Have you ever been asked to pull together a compelling presentation (with a short deadline, of course) that will keep an audience engaged? Well, that should really always be the goal, but it is sometimes tricky to turn what some people would consider boring information into something that will keep the attention of many for more than 5 minutes.
If you haven’t done so already, check out the TED article, “10 tips on how to make slides that really communicate your idea.”
In this article, you will find some really helpful tips on how to spice up your presentations. Simple things like compelling photos and simple graphs can be the difference between presentation success and presentation failure.
The first point mentioned in the article is one of the best points: Think about your slides last. It is easy to develop slides as they come to you, but it also opens you up to very long presentations and scattered thoughts. Much like how a cartoonist would prepare plot lines for a show before going to the drawing board, presenters have to develop a storyboard of all the information they would like to present first. Write it down on a piece of paper, or better yet, notecards. This will allow you to organize your thoughts and move things around to ensure the order of the presentation makes sense.
It is also important to remember that the slides are only supposed to support points discussed in your presentation. If you want to deliver a successful presentation, reading notes off a slide just won’t do. Figure out what you are going to say, and THEN figure out how slides can help.
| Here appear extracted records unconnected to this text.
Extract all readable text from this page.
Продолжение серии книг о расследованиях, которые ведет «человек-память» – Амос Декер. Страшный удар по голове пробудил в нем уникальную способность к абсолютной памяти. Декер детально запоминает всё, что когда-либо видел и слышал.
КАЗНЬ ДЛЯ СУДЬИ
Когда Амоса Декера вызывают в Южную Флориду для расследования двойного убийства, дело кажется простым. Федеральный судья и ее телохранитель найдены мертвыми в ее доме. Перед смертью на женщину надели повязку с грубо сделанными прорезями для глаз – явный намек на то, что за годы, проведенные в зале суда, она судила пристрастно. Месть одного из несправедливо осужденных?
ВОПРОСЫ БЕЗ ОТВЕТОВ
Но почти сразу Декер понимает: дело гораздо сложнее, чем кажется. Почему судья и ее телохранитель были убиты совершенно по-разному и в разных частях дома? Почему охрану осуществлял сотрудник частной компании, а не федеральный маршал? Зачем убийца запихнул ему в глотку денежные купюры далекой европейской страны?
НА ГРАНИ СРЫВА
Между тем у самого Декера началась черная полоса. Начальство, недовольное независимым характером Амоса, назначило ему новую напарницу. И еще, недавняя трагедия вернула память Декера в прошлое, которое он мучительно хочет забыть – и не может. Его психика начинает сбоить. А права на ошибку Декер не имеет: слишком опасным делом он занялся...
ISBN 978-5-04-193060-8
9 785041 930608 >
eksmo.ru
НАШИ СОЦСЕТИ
Another major point, is that less is more when it comes to text. The cleaner you can leave the slide, the more engaged people will become. You don’t want people reading off the slide, you want them listening to you. This can be achieved by only providing words that will prompt you and remind you of what you wanted to talk about with each slide. This technique will help your presentation run much smoother, and will give the audience the chance to look at something other than the back of your head!